3. The isolated polynucleotide of claim 1, wherein the FAD polynucleotide comprises one or more mutations listed in Tables 7 to 9; or wherein the FAE polynucleotide comprises one or more mutations listed in Tables 10 to 12.

4. An isolated FAD polypeptide comprising an amino acid sequence sharing at least 93% identity to a FAD polypeptide encoded by the FAD polynucleotide of claim 1; or an isolated FAE polypeptide comprising an amino acid sequence sharing at least 88% identity to a FAE polypeptide encoded by the FAE polynucleotide of claim 1.

5. A plant cell, plant part, plant tissue culture or whole plant comprising at least one FAD2 gene comprising at least one mutation that disrupts and/or alters the function of the at least one FAD2 gene and/or at least one FAE1 gene comprising at least one mutation that disrupts and/or alters the function of the at least one FAE1 gene.

6. The plant cell, plant part, plant tissue culture or whole plant of claim 5 wherein the FAD2 gene is FAD2 A, FAD2 B and/or FAD2 C; and wherein the FAE1 gene is FAE1 A. FAE1 Band/or FAE1 C.
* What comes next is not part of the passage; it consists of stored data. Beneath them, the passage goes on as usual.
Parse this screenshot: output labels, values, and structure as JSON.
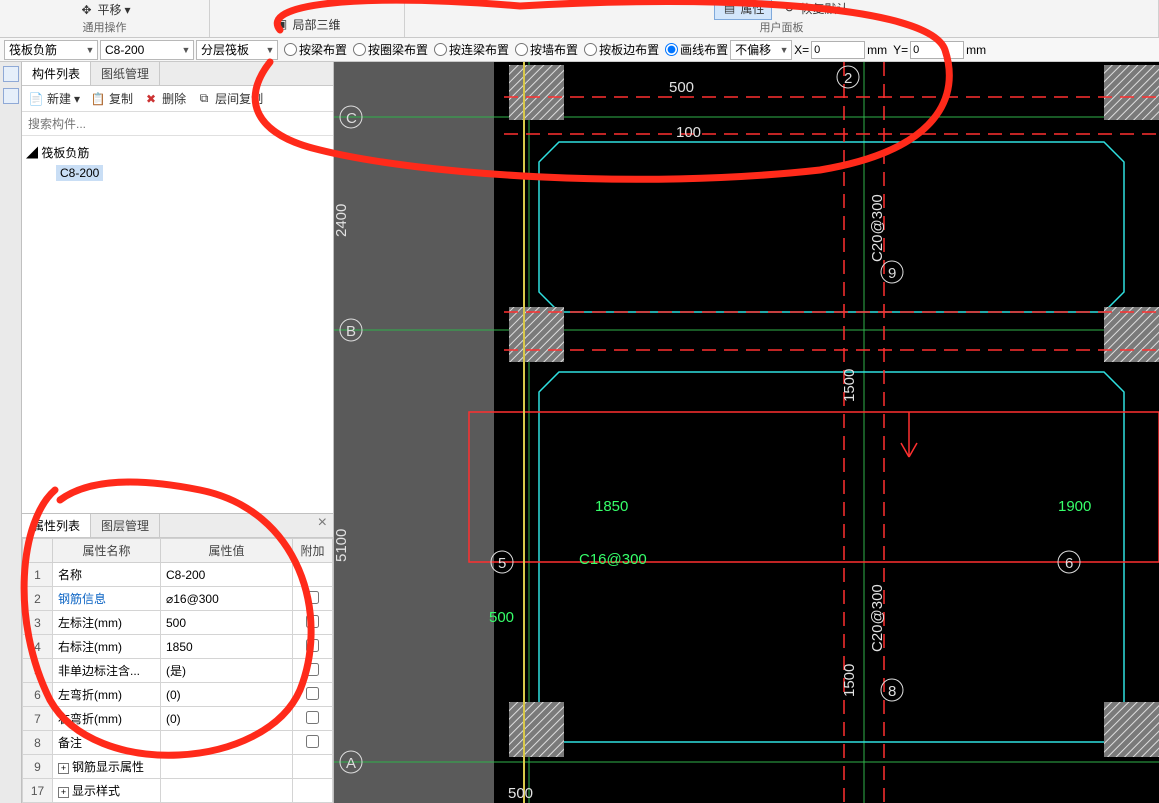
{
  "ribbon": {
    "group1_label": "通用操作",
    "group2_label": "",
    "group3_label": "用户面板",
    "pan": "平移",
    "local3d": "局部三维",
    "props": "属性",
    "restore": "恢复默认"
  },
  "tbar2": {
    "combo1": "筏板负筋",
    "combo2": "C8-200",
    "combo3": "分层筏板",
    "r1": "按梁布置",
    "r2": "按圈梁布置",
    "r3": "按连梁布置",
    "r4": "按墙布置",
    "r5": "按板边布置",
    "r6": "画线布置",
    "offset_combo": "不偏移",
    "xlabel": "X=",
    "xval": "0",
    "xunit": "mm",
    "ylabel": "Y=",
    "yval": "0",
    "yunit": "mm"
  },
  "leftTop": {
    "tab1": "构件列表",
    "tab2": "图纸管理",
    "new": "新建",
    "copy": "复制",
    "delete": "删除",
    "layerCopy": "层间复制",
    "search_ph": "搜索构件...",
    "tree_parent": "筏板负筋",
    "tree_child": "C8-200"
  },
  "prop": {
    "tab1": "属性列表",
    "tab2": "图层管理",
    "col_name": "属性名称",
    "col_val": "属性值",
    "col_add": "附加",
    "rows": [
      {
        "n": "1",
        "name": "名称",
        "val": "C8-200",
        "chk": ""
      },
      {
        "n": "2",
        "name": "钢筋信息",
        "val": "⌀16@300",
        "chk": "☐",
        "link": true
      },
      {
        "n": "3",
        "name": "左标注(mm)",
        "val": "500",
        "chk": "☐"
      },
      {
        "n": "4",
        "name": "右标注(mm)",
        "val": "1850",
        "chk": "☐"
      },
      {
        "n": "5",
        "name": "非单边标注含...",
        "val": "(是)",
        "chk": "☐"
      },
      {
        "n": "6",
        "name": "左弯折(mm)",
        "val": "(0)",
        "chk": "☐"
      },
      {
        "n": "7",
        "name": "右弯折(mm)",
        "val": "(0)",
        "chk": "☐"
      },
      {
        "n": "8",
        "name": "备注",
        "val": "",
        "chk": "☐"
      },
      {
        "n": "9",
        "name": "钢筋显示属性",
        "val": "",
        "expand": true
      },
      {
        "n": "17",
        "name": "显示样式",
        "val": "",
        "expand": true
      }
    ]
  },
  "canvas": {
    "dim_500a": "500",
    "dim_100": "100",
    "dim_2400": "2400",
    "dim_5100": "5100",
    "dim_1850": "1850",
    "dim_1900": "1900",
    "dim_500b": "500",
    "dim_500c": "500",
    "dim_1500a": "1500",
    "dim_1500b": "1500",
    "txt_c16": "C16@300",
    "txt_c20a": "C20@300",
    "txt_c20b": "C20@300",
    "grid_A": "A",
    "grid_B": "B",
    "grid_C": "C",
    "b2": "2",
    "b5": "5",
    "b6": "6",
    "b8": "8",
    "b9": "9"
  }
}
7. The plant cell, plant part, plant tissue culture or whole plant of claim 5, wherein the plant is a Camelina plant.

8. The Camelina plant cell, plant part, plant tissue culture or whole plant of claim 5 further comprising one or more additional genetic changes selected from the group consisting of:

(a) one or more non-FAD2, non-FAE1 fatty acid synthesis genes with at least one mutation that disrupts and/or alters the function of that gene;

(b) a chimeric gene comprising a double stranded RNA region that is both homologous and complementary to a region of one or more non-FAD2, non-FAE1 fatty acid synthesis genes; and

(c) a chimeric gene comprising one or more non-FAD2, non-FAE1 fatty acid synthesis genes, wherein the non-FAD2, non-FAE1 fatty acid synthesis genes are operably linked to an overexpression promoter.
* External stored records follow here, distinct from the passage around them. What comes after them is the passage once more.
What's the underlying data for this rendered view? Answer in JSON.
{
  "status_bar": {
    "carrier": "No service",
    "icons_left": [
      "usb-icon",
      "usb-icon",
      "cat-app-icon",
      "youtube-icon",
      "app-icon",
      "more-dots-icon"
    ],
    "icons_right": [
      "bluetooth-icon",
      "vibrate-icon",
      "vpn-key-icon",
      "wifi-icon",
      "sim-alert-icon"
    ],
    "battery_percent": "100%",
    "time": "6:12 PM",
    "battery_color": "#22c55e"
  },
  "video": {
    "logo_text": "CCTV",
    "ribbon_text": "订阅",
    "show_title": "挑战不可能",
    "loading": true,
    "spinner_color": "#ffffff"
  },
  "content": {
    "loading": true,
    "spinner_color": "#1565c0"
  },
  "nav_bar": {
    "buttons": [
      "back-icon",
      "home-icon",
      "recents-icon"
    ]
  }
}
9. The plant cell, plant part, tissue culture or whole plant of claim 8, wherein the additional fatty acid gene is selected from the group consisting of FAD3, a hydroxylase and a thioesterase.

10. The plant cell, plant part, plant tissue culture or whole plant of claim 5; wherein the mutation is selected from any one of mutations listed in Tables 7 to 12 for a particular FAD2 or FAE1 gene.
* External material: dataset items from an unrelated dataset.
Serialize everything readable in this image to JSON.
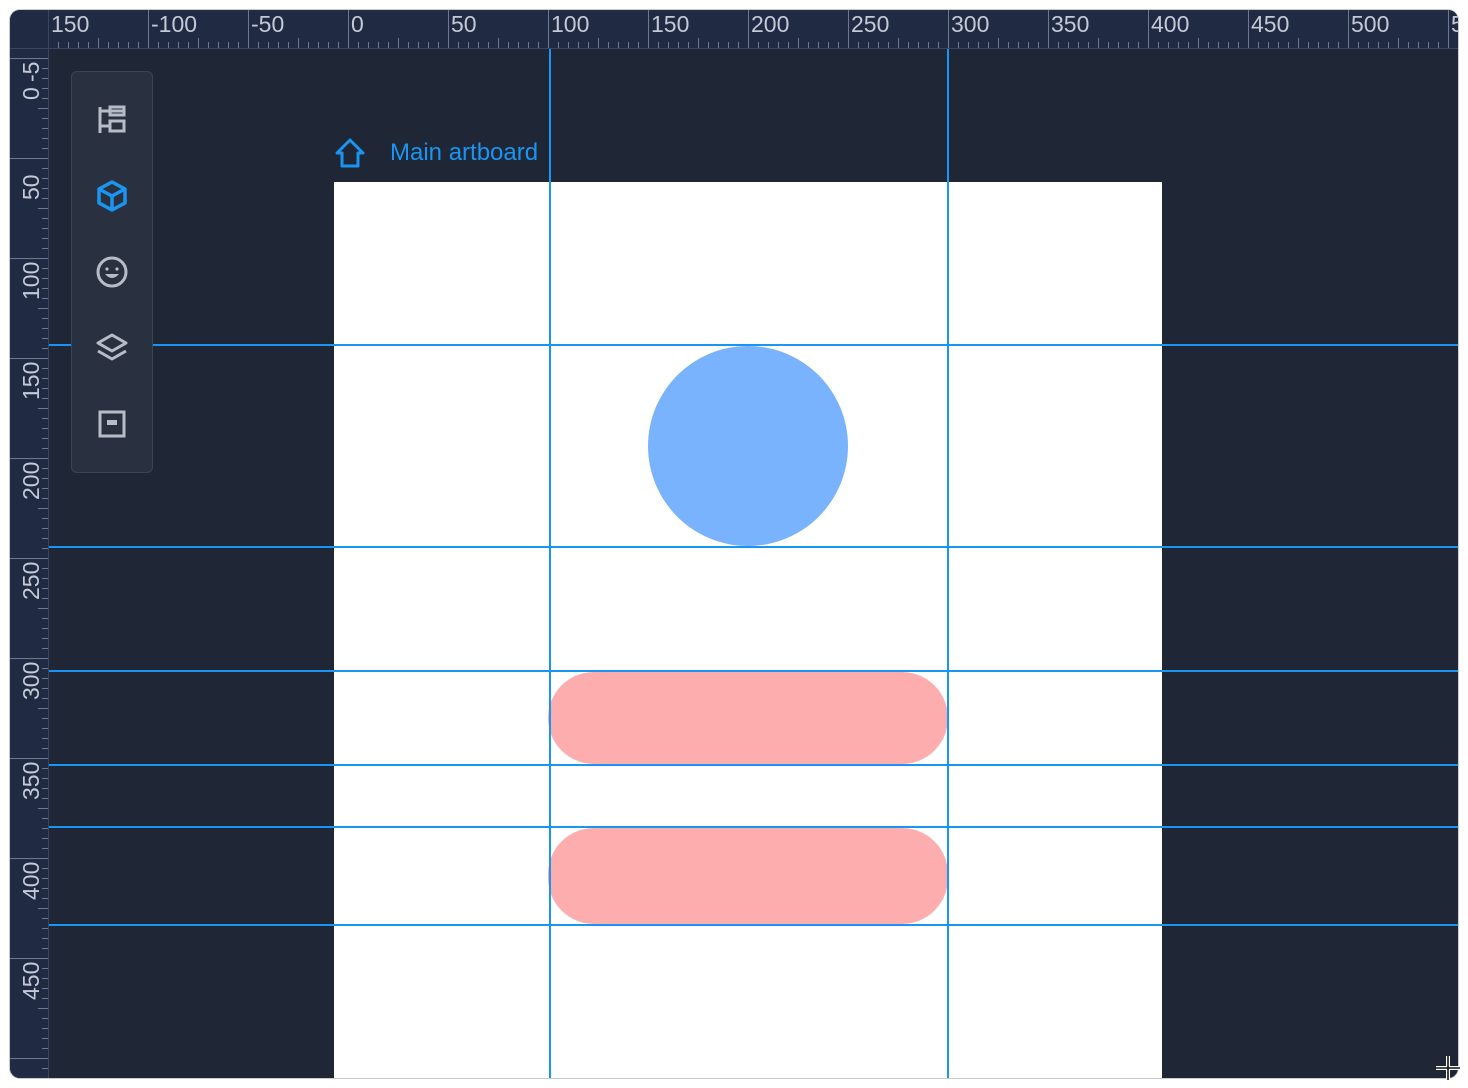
{
  "artboard": {
    "title": "Main artboard",
    "home_icon": "home-icon"
  },
  "toolbar": {
    "items": [
      {
        "name": "tree-icon",
        "active": false
      },
      {
        "name": "cube-icon",
        "active": true
      },
      {
        "name": "emoji-icon",
        "active": false
      },
      {
        "name": "layers-icon",
        "active": false
      },
      {
        "name": "frame-icon",
        "active": false
      }
    ]
  },
  "ruler_top": {
    "labels": [
      "150",
      "-100",
      "-50",
      "0",
      "50",
      "100",
      "150",
      "200",
      "250",
      "300",
      "350",
      "400",
      "450",
      "500",
      "5"
    ]
  },
  "ruler_left": {
    "labels": [
      "-5",
      "0",
      "50",
      "100",
      "150",
      "200",
      "250",
      "300",
      "350",
      "400",
      "450"
    ]
  },
  "shapes": [
    {
      "name": "circle",
      "color": "#7ab3fd"
    },
    {
      "name": "pill-1",
      "color": "#fdadad"
    },
    {
      "name": "pill-2",
      "color": "#fdadad"
    }
  ],
  "colors": {
    "canvas": "#1f2636",
    "ruler": "#202a42",
    "guide": "#1a95f2",
    "accent": "#1a95f2"
  }
}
11. A method of increasing the activity of a FAD2 and/or FAE1 protein in a Camelina plant cell, plant part, tissue culture or whole plant comprising transforming the plant cell, plant part, tissue culture or whole plant with a chimeric gene comprising one FAD2 and/or FAE1 gene encoding the polypeptide of claim 4, or functional variants thereof.